On the theory that if he made the representations as charged and they were false, and if appellee was induced to make the exchange because he believed them to be true, appellee nevertheless was not entitled to the relief he sought, because he went onto *Page 516 and inspected part of the land before the exchange was made, appellant requested the court to charge the jury to find in his favor, and in his first assignment complains of the refusal of the court to do so. The contention under the assignment is that, having undertaken to make an investigation to determine whether the representations were true or not, appellee was chargeable with knowledge of all a proper investigation would have disclosed, and that such an investigation would have fully disclosed the truth about the land. The proposition seems to have support in the authorities. Patterson v. Bushong (Tex. Civ. App.) 196 S.W. 962; Newman v. Lyman (Tex. Civ. App.) 165 S.W. 136; Campbell v. Jones (Tex. Civ. App.) 230 S.W. 711; 12 R.C.L. 357, 361; 26 C.J. 1162 et seq. If by a "proper" investigation is meant such an investigation as a particular complainant under all the circumstances of a case reasonably should have made, perhaps the rule is not indefensible, notwithstanding it might operate in a given case to shield a wrongdoer from liability to one in fact misled by him to his injury. But whether it means that, or means that a complainant who makes an investigation to ascertain whether representations to him were true or false is chargeable with knowledge of all a reasonably prudent person would have ascertained by the investigation, we do not think it was error for the court in the instant case to refuse to peremptorily instruct the jury as he was requested to. For we think it was for the jury, and not the court, to say from the testimony what a proper investigation would have disclosed, and whether with a knowledge of what such an investigation would have disclosed appellee nevertheless relied, and had a right to rely, upon the representations, if any, made to him by appellant.

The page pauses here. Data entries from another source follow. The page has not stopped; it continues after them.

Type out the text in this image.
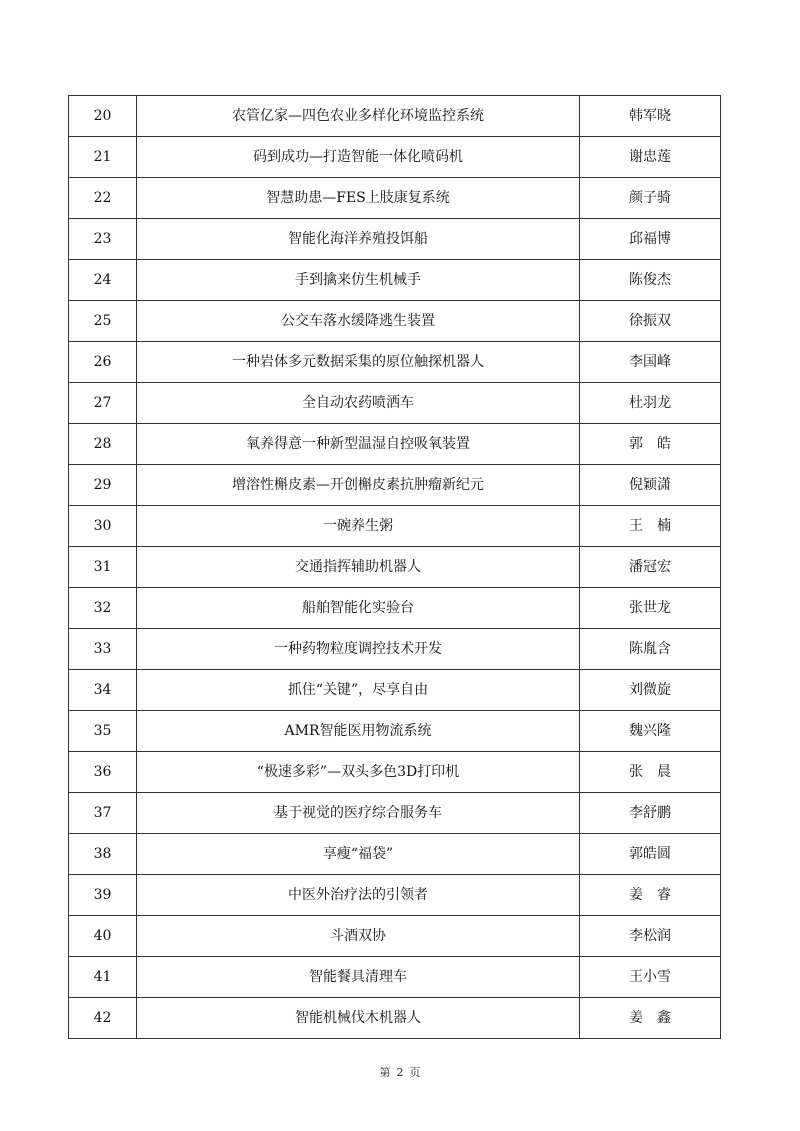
20	农管亿家—四色农业多样化环境监控系统	韩军晓
21	码到成功—打造智能一体化喷码机	谢忠莲
22	智慧助患—FES上肢康复系统	颜子骑
23	智能化海洋养殖投饵船	邱福博
24	手到擒来仿生机械手	陈俊杰
25	公交车落水缓降逃生装置	徐振双
26	一种岩体多元数据采集的原位触探机器人	李国峰
27	全自动农药喷洒车	杜羽龙
28	氧养得意一种新型温湿自控吸氧装置	郭　皓
29	增溶性槲皮素—开创槲皮素抗肿瘤新纪元	倪颖潇
30	一碗养生粥	王　楠
31	交通指挥辅助机器人	潘冠宏
32	船舶智能化实验台	张世龙
33	一种药物粒度调控技术开发	陈胤含
34	抓住“关键”，尽享自由	刘微旋
35	AMR智能医用物流系统	魏兴隆
36	“极速多彩”—双头多色3D打印机	张　晨
37	基于视觉的医疗综合服务车	李舒鹏
38	享瘦“福袋”	郭皓圆
39	中医外治疗法的引领者	姜　睿
40	斗酒双协	李松润
41	智能餐具清理车	王小雪
42	智能机械伐木机器人	姜　鑫
第 2 页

It appears from a bill of exceptions in the record that three of the jurymen were in favor of returning a verdict for appellant, and that they were induced to agree to the verdict in appellee's favor by statements made by another juror during their deliberations that he knew the 32 1/2 acres of land and knew that 20 acres of it was broken and rocky, was never in cultivation, and was fit for use only as a pasture. In his motion for a new trial appellant insisted that the facts just stated showed such misconduct on the part of the jury as entitled him to a new trial, and he complains in assignments in his brief of the action of the court in overruling that ground of his motion. The contention must be sustained. As the matter is presented by the bill of exceptions, the three jurors would not have agreed to the verdict rendered in the absence of the statement made by their fellow juror, so a question as to whether appellant's rights were prejudiced by the misconduct complained of or not is not presented. It affirmatively appears they were. Under those circumstances, we think the course the trial court should have pursued was not a matter within his discretion, but that he was bound to set aside the judgment. As said by the court in Fort Worth v. Young (Tex. Civ. App.) 185 S.W. 983:
"By our laws a litigant has a right to a trial by twelve impartial jurors, and the rules for their government are so framed that each and all shall be free from all probative forces except such as may be submitted to them under the rulings of the court."
When it appears as plainly as it does from the record before us that the right referred to has been denied a litigant, there can be no doubt, we think, that the verdict and judgment against him should be set aside.
The judgment is reversed, and the cause is remanded for a new trial.